Perspectives
05/05/2025

Under Pressure

In Revenue Capital

Once a start-up goes the venture backed route they are under pressure (cue Queen) to grow. Even in this era of “efficient growth,” the old T2D3 (Triple, Triple, Double, Double, Double) is still a benchmark for SaaS investors leading to increased investment in sales and marketing. The problem? Go-to-market continues to be a black hole for start-up founders.

I fancy myself a sports nerd. I hold an odd amount of sports data in my head even from when I was a kid. I always wanted to be a professional athlete and, unfortunately, that whole talent thing got in the way – but it didn’t stop me from playing and consuming sports.

It’s easy to parlay athletics into a career in sales. It’s a very common practice for companies to hire college athletes for sales jobs out of college. If you listen to any coach they tell players to follow the process don’t chase the outcome. Sales leaders say the same thing: follow the process, the results will come.

I’m currently in year three investing in B2B Vertical SaaS companies with In Revenue Capital and I’ve started to notice another interesting parallel between athletes and start-up founders. Most of them GO BROKE! The failure rate in SaaS is extremely high, the statistics suggest between 70% and 90% eventually fail, 92% within the first three years. Similarly, 78% professional athletes go broke within the first 3 years of retirement. It goes deeper. Youth (inexperience), cutthroat pressure and supporting cast are markers of success (and failure) across both professional athletes and start-up founders.

Getting handed a “bag,” as the kids say, in your 20’s amplifies some natural tendencies. That feeling of invincibility goes through the roof. Young athletes who’ve signed massive contracts often support family and friends, make lavish purchases (houses, cars, boats) and generally assume an unsustainable lifestyle. Especially given the average length of a pro athlete’s career. In the NFL that’s only three years!

The start-up founder is no different. Venture money comes in, often millions of dollars, and it’s a trigger to spend. Remember, growth is the mandate, go to market is a black hole, money goes into their perception of what it takes to grow. I can’t tell you how many times I’ve had a founder tell me, “I just need to turn on sales and marketing.” What does that even mean?!? What it typically looks like is hiring a sales team (something they are often ill equipped to do, read this article from my Partner Justin Gray for more) and turning on the leads! Read that as spending a bunch of money on paid ads and conferences. It’s the equivalent of supporting your “crew” and buying a mansion. The problem? Nothing converts, they burn a ton of cash, and they are left with an unsustainable run rate and looking for a lifeline.

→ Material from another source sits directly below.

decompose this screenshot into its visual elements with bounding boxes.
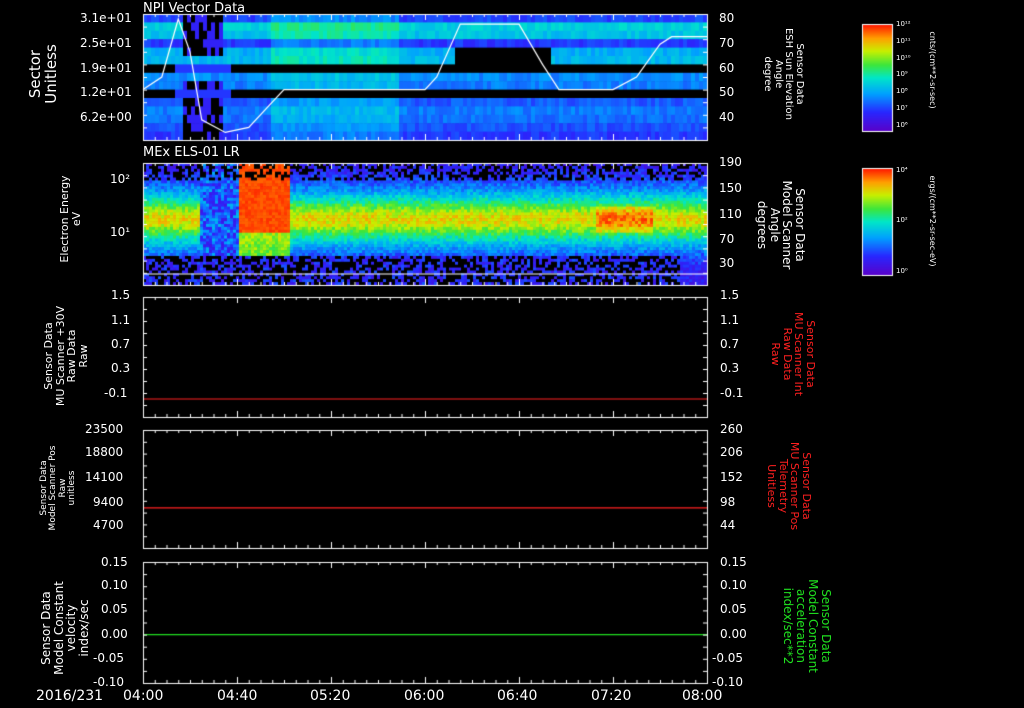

As burn starts to rise, competition increasingly grows and managing an underperforming sales team starts to set in and the pressure mounts. Like our friends in professional sports, performance is the marker of success. What does the coach always say? “Stick to the process.”

Instead, being weighed down by all that comes with “the bag,” they find themselves not doing the things that got them there in the first place. Founders that are looking for a path forward tend to step over the simple things and shift into cut mode. The cuts may slow the burn, but it doesn’t solve the growth problem. This is where simple things can make a huge impact. Things like developing a tight ICP early, a place where you know you will win at a high rate. The perfect fit customer. Setting a go to market proforma around acquiring that ICP in a sustainable way. Getting pragmatic around how you sell and deploy simple systems to track and measure success allows the results to guide the next spend.

The ”cheat code” for all of this is the people you surround yourself with – they can sink the ship or be the buoy. Every pro athlete who beats the statistics will tell you the difference was the people around them. The people telling them to create a financial plan, live responsibly and this doesn’t last forever. The Shaq’s of the world who never spend a dime of their NBA salary, instead invested all of it into cash flowing businesses. Take a look at his empire sometime, it’s truly remarkable.

For the start-up founder, it’s the same story. Every success story is coupled with that mentor, advisor or board member who went the distance with them. That person who had been there before, whose advice bucked the status quo and set them on a differentiated path. Choose wisely.

SaaS and sport share a lot of common ground. We celebrate the victors in a huge way. We call them unicorns, tell their stories and make them millionaires…legends! For every Shaq there are hundreds of kids every year given the bag, most of them fail, worse, they go broke. For every Mark Benioff there are thousands of cautionary tales in SaaS, those whose inexperience led to pressure because they didn’t have the right people in their court to help them find the way out.